All I Can Do Is Write About it is not only a wonderful song, but also a manifesto for all songwriters who live the reality. The performance of the piece is perfect and is given a dutiful and fantastic tribute to a song that is wonderful, in its simplicity.

Touring far and wide you hear stories and one of these stories is at the base of Merigold, a small town in Mississippi.

Gabe tells us the story of a man, and the author says he heard it from him, who has to face his life and his future after losing to a cancer, the love of his whole life. Incisive, powerful, and damn beautiful, pure class folk blues.

The ideas for his stories are the most varied and in the melancholy Lidocaine reports, even here directly, the story of a taxi driver who receives a diagnosis of dementia and seeks a way to anesthetize reality.

Lee’s voice was born to tell, as was his pen.

Eveline is the new version of her most beloved song from her debut album Farmland of 2019 and, as in her first, is a wonderful love song.

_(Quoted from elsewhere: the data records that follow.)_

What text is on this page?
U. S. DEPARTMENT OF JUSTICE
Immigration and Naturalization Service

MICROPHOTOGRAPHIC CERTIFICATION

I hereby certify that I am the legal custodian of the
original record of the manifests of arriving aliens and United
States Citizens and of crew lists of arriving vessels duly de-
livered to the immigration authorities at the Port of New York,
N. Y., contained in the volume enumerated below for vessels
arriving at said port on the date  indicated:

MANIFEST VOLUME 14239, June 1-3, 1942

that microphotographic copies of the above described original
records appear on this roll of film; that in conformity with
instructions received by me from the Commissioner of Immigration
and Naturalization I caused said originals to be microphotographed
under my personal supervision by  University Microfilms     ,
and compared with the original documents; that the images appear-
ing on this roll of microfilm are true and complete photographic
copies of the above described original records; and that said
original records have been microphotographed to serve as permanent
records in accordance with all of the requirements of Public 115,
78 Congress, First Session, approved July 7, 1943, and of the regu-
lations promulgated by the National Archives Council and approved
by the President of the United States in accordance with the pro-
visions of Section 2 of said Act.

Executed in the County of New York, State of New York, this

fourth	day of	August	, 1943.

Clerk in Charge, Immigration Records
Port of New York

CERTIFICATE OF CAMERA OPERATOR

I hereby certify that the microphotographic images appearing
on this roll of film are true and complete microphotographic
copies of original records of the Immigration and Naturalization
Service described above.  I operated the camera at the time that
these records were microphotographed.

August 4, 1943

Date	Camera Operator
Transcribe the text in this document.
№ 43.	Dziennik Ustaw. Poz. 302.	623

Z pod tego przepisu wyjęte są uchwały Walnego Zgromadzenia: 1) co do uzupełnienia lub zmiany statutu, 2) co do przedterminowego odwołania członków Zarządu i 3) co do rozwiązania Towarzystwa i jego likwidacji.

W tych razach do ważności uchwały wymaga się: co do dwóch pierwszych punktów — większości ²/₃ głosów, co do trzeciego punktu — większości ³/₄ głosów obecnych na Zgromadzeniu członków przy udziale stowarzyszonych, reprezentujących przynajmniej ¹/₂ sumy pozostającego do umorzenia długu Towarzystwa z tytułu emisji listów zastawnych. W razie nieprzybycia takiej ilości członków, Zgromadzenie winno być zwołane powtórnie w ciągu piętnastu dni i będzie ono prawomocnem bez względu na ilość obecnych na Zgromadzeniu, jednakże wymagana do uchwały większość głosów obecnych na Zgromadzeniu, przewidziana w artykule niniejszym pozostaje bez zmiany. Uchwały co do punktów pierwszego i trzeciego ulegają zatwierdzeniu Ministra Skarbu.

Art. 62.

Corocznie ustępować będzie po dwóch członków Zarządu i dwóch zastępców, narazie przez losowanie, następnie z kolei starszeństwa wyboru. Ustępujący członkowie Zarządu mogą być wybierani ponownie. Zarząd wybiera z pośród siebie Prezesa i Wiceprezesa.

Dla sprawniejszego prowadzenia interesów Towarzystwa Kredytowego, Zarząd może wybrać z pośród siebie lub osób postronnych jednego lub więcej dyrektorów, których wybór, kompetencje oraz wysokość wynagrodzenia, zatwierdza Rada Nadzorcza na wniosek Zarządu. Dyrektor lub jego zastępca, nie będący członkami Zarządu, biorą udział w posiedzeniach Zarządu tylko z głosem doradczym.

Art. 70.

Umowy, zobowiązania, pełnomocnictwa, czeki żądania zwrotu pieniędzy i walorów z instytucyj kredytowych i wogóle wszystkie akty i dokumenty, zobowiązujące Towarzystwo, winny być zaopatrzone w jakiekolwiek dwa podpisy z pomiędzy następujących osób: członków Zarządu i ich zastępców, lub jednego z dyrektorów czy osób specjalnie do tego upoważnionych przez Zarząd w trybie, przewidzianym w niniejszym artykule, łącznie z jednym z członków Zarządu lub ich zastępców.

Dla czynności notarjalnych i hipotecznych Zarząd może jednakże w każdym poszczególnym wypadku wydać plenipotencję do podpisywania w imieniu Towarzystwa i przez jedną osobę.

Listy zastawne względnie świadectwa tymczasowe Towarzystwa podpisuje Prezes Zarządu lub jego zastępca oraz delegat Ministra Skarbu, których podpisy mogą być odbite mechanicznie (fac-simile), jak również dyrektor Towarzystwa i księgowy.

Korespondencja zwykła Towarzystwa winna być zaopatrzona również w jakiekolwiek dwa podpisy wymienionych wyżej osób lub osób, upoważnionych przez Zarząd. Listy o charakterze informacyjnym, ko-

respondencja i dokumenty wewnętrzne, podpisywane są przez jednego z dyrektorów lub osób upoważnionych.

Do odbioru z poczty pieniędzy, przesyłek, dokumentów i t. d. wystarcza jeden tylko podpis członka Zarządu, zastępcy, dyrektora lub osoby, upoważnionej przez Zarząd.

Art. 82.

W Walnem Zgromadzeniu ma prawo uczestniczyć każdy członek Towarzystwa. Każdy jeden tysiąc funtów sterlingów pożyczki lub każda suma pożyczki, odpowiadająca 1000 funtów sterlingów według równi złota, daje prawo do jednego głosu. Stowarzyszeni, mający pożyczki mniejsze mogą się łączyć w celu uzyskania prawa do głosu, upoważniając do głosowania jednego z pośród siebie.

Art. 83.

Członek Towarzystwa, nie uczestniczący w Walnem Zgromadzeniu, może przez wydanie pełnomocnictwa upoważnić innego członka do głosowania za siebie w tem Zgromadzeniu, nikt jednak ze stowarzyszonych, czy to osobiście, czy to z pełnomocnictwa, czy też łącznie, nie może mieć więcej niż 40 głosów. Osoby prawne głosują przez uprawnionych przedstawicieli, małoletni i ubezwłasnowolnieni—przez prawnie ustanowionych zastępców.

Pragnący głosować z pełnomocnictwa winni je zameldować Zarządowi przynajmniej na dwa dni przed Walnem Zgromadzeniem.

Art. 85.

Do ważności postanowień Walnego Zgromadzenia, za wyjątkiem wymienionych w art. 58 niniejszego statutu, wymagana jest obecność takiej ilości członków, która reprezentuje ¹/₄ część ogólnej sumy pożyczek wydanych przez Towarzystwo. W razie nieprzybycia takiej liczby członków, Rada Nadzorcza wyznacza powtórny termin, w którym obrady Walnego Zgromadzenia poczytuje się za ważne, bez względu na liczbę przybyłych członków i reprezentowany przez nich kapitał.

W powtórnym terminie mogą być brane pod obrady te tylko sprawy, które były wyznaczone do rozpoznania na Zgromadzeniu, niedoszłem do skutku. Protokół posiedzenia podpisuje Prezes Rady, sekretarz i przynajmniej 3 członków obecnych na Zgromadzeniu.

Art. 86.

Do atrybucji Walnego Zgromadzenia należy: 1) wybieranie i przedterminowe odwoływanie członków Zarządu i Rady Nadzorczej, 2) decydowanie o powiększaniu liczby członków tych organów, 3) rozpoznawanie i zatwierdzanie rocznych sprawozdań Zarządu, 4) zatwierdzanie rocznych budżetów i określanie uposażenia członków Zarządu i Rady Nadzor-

The work ends with a fantastic and sunny country ballad, Property Line on the story of a man who tries to stubbornly defend his 100 acre property and with it its values. Beautiful work of the banjo.

A record of other times, for an author so anachronistic to be more current than many of his most celebrated colleagues.

Narrator as there are few and that contains within itself all the skills of the great American tradition of folk and country songwriters.

It’s a record with a strong melancholy background, but with always an opening of hope, a ray of sunshine ready to make way or an ironic smile ready to change the mood of history.

Drink The River should be tasted and enjoyed without the rush of modern music, sit on the banks of the river of Gabe Lee and listen to his stories will be worth it.

Good listening,

Trex Willer by http://www.ticinonotizie.it

(in Ticino Notizie web site you can find original italian version of this article)

Pubblicato da Trex

Sono un blogger e scrittore appassionato di musica indipendente americana. Scrivo gialli polizieschi e ho inventato il personaggio del detective texano Cody Myers.